The total number of students enrolled in American colleges and universities declined in fall 2016, according to the National Student Clearinghouse Research Center.
I should say: declined again, because as my readers know, higher education enrollment has been sliding down without a break since 2013.
Let’s break the report down by key trends. And I apologize for catching this story a few weeks after the publication appeared.
According to the NSCRC the total number of students taking classes in US postsecondary institutions was 19,010,459. That’s down -1.4% from fall 2015’s 19,280,473, while that was down -1.7% from 2014’s 19,619,773. Corrected for duplication (students enrolled in multiple institutions) last fall’s numbers shrink a little further, down to 18,663,617.
By sector: enrollment especially declined in community colleges and for-profits. Four year private colleges and universities saw a slight drop. Four year public institutions alone saw growth, and that was very small:
The decline was all in undergraduate schools. Grad programs, numerically much smaller, actually grew a little, reaching 2,712,693, a 1.5% rise from 2015’s 2,672,738.

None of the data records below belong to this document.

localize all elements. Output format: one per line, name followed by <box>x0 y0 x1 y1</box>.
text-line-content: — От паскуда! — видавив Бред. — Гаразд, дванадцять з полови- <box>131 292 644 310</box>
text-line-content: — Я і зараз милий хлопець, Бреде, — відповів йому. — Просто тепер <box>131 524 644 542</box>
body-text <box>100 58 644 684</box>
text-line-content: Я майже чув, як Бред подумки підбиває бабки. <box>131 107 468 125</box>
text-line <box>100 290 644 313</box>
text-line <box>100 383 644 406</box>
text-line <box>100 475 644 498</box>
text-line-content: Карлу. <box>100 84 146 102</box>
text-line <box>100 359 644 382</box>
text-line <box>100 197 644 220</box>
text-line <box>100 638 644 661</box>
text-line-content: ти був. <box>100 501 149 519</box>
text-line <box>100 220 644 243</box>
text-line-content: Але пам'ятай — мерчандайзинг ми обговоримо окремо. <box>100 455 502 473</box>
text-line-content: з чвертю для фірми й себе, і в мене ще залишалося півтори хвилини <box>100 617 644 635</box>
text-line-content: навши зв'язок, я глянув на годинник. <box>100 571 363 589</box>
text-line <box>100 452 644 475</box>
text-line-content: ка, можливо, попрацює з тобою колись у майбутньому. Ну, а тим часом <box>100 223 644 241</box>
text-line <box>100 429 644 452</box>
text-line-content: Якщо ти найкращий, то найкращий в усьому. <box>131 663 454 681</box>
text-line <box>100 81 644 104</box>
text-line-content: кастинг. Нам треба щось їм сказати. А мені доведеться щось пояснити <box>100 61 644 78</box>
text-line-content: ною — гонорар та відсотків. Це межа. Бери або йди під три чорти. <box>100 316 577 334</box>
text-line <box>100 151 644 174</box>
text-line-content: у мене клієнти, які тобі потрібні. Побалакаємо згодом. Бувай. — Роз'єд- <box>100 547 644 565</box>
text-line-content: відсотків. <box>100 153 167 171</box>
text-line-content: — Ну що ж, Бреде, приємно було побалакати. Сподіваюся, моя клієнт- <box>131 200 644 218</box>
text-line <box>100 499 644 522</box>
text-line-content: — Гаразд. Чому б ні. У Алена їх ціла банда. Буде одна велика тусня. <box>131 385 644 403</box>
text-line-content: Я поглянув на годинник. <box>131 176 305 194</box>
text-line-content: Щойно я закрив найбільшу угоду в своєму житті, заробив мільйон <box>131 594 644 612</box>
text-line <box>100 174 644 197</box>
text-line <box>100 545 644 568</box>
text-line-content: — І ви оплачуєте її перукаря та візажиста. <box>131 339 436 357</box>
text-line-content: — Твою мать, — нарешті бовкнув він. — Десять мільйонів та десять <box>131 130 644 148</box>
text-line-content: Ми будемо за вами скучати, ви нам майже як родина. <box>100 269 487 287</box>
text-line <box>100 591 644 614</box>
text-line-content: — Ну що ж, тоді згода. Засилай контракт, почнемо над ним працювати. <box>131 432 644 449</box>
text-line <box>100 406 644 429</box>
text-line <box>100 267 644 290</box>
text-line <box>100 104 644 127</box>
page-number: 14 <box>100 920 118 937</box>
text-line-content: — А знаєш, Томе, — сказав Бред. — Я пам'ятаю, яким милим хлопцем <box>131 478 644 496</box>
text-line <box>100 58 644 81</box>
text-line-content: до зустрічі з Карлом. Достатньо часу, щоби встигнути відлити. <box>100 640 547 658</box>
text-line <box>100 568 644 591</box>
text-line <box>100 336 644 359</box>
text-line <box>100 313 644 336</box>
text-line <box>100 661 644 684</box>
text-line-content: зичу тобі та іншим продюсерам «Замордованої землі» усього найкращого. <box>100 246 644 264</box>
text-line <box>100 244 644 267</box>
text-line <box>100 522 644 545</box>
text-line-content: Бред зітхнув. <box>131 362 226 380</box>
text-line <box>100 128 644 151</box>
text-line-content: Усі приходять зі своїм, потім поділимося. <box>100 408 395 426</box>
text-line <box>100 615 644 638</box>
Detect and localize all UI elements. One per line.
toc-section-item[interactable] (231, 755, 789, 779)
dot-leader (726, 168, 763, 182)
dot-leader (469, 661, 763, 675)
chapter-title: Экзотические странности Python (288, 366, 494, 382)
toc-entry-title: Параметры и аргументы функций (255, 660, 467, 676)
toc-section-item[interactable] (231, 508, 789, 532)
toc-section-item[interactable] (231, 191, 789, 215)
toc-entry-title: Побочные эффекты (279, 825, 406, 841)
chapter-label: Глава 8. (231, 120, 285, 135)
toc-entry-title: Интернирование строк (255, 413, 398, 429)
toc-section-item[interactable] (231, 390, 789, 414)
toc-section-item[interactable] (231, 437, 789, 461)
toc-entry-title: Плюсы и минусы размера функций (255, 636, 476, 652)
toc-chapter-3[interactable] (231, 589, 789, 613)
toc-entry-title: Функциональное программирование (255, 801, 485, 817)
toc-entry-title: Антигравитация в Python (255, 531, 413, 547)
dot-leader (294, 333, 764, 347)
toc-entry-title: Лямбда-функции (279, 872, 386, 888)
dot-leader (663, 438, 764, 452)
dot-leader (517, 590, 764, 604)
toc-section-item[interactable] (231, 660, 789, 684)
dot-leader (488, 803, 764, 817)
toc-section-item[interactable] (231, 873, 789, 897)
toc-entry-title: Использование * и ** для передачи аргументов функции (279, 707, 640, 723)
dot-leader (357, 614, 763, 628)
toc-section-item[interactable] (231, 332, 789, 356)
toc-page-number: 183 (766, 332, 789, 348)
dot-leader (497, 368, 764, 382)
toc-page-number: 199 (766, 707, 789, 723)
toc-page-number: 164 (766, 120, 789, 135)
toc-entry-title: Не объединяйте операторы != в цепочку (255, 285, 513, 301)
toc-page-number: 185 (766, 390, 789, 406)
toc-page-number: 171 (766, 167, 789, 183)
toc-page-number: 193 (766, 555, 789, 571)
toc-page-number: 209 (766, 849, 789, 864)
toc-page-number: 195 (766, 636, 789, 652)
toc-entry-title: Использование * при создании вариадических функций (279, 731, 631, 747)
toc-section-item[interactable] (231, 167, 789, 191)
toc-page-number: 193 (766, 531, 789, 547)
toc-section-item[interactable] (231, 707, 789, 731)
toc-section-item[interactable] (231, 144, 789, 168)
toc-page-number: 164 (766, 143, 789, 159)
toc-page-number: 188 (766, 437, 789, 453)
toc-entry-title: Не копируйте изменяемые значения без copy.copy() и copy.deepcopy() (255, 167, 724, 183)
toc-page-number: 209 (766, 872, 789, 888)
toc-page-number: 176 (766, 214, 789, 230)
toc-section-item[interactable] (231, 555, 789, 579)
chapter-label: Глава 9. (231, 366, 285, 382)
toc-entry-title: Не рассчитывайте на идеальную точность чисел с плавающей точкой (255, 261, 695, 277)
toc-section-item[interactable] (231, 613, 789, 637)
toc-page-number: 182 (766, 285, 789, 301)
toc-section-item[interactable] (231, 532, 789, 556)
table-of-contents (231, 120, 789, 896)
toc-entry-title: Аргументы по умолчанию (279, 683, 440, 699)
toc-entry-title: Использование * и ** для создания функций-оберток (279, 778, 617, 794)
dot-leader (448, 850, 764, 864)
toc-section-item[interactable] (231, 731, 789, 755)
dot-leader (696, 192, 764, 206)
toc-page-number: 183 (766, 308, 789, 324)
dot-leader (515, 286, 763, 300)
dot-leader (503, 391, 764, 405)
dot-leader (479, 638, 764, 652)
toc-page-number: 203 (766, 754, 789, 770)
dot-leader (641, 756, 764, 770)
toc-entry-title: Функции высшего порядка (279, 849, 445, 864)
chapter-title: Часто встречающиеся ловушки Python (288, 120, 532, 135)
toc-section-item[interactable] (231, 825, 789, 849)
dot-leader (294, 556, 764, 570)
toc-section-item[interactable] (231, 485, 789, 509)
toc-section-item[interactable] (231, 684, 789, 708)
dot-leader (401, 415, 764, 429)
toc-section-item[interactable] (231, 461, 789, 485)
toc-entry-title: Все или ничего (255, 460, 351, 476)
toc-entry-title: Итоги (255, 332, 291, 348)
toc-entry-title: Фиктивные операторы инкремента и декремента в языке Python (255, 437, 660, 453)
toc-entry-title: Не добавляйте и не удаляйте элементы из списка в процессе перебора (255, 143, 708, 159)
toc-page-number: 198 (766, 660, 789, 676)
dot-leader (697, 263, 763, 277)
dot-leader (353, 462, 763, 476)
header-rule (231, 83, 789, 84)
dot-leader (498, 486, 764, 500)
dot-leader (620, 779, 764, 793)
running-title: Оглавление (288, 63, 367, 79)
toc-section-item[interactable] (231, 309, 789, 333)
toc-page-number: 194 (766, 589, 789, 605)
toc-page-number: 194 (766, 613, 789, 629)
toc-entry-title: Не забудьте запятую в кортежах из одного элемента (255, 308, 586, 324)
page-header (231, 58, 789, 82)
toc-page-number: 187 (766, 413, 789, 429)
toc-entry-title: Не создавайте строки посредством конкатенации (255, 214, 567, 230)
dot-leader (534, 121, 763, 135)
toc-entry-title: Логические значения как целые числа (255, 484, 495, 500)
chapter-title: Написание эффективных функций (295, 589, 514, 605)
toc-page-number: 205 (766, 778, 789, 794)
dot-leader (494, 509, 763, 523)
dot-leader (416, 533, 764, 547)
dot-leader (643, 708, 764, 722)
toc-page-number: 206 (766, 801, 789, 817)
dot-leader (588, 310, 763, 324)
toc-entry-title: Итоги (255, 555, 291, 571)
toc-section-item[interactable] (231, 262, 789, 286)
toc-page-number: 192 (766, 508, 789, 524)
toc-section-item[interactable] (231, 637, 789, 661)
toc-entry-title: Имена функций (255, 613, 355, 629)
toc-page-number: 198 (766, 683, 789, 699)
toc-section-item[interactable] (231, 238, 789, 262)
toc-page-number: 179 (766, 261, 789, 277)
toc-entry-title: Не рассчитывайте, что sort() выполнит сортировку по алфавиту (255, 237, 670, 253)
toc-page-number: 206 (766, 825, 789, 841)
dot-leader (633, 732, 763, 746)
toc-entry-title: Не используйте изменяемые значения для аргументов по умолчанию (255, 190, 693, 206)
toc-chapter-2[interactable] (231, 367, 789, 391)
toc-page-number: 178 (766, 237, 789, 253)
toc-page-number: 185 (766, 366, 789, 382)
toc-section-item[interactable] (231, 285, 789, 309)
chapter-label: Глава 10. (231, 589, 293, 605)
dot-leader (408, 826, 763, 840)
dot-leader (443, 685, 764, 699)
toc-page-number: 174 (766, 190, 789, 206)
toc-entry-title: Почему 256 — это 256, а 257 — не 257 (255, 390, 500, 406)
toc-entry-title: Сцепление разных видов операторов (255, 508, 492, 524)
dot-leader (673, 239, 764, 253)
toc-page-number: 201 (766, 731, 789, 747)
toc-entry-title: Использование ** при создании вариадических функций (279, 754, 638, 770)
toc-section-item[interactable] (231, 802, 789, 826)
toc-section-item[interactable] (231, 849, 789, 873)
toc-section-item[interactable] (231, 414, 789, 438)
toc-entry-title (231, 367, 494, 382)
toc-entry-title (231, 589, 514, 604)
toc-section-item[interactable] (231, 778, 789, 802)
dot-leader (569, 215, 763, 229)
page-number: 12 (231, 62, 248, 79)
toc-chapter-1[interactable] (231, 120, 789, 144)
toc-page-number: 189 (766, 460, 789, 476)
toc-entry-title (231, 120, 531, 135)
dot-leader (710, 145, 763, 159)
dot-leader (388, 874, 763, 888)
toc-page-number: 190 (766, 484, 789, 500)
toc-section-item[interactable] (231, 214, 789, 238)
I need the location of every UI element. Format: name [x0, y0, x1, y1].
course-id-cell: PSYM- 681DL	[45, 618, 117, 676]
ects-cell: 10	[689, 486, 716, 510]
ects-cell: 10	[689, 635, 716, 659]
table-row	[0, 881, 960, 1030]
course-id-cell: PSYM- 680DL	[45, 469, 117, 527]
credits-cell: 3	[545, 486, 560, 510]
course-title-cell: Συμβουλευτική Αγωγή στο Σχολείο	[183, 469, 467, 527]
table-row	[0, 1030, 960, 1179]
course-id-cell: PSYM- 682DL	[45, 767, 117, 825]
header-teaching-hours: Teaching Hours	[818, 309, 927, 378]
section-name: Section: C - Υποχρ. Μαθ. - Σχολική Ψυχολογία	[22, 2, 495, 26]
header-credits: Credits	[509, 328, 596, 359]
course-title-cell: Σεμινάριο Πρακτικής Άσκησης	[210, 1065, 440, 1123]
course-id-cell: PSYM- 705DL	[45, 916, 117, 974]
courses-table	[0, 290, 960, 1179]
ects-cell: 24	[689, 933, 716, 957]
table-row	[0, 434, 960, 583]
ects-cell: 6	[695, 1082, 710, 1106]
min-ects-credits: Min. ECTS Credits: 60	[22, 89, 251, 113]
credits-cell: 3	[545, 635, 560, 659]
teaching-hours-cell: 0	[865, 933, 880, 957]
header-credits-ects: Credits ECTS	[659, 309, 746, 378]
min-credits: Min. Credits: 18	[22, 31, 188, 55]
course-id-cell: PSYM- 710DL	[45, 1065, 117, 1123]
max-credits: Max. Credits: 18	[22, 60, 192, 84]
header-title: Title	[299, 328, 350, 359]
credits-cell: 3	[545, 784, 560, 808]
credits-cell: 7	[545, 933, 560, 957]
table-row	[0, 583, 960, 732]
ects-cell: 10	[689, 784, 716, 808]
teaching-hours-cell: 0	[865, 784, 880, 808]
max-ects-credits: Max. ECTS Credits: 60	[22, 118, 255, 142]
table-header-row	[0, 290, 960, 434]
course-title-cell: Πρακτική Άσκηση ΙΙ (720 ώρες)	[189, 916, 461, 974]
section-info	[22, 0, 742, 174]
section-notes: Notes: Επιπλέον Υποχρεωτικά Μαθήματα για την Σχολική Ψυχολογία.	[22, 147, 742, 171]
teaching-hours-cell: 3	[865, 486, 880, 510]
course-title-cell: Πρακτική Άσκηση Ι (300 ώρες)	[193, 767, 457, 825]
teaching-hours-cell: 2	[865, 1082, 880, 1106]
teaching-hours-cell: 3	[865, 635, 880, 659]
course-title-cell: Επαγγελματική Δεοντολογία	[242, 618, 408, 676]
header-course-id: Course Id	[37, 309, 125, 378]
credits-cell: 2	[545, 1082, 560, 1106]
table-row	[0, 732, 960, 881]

Gender: women continue to outnumber men, 10,867,311 to 8,143,148.
Academic programs: the leading majors for undergrads at four-year campuses were Business, Management, Marketing, and Related Support Liberal Arts and Sciences; General Studies and Humanities, (includes undeclared); Health Professions and Related Programs; Biological and Biomedical Sciences; Engineering. Community colleges are similar, but with some differences in ranking and selection: Liberal Arts and Sciences, General Studies and Humanities, (includes undeclared); Health Professions and Related Programs ; Business, Management, Marketing, and Related Support; Homeland Security, Law Enforcement, Firefighting, and Related Protective Services; Computer and Information Sciences and Support Services.
What does this mean for higher education?
- For-profits are continuing to collapse. It’s not clear where those students are going, but other sectors don’t seem to be attracting them.
- Tuition-dependent institutions – i.e., just about everybody – are seeing their market shrink. We should therefore expect increased competition and more resistance to collaboration. Increased raiding of other countries for students is also likely.
- Watch those majors carefully. That’s where resources are likeliest to flow. Queen sacrifices should resume.
- Will campuses spend more on instruction or on support staff? It depends on which they see as more effective in winning students from this ever-dwindling pool.
- Will state and federal politicians interpret this half-decade decline as a sign that higher ed is less powerful politically? Is the drop also ammunition for eroding or changing up federal support, while continuing to cut state funding?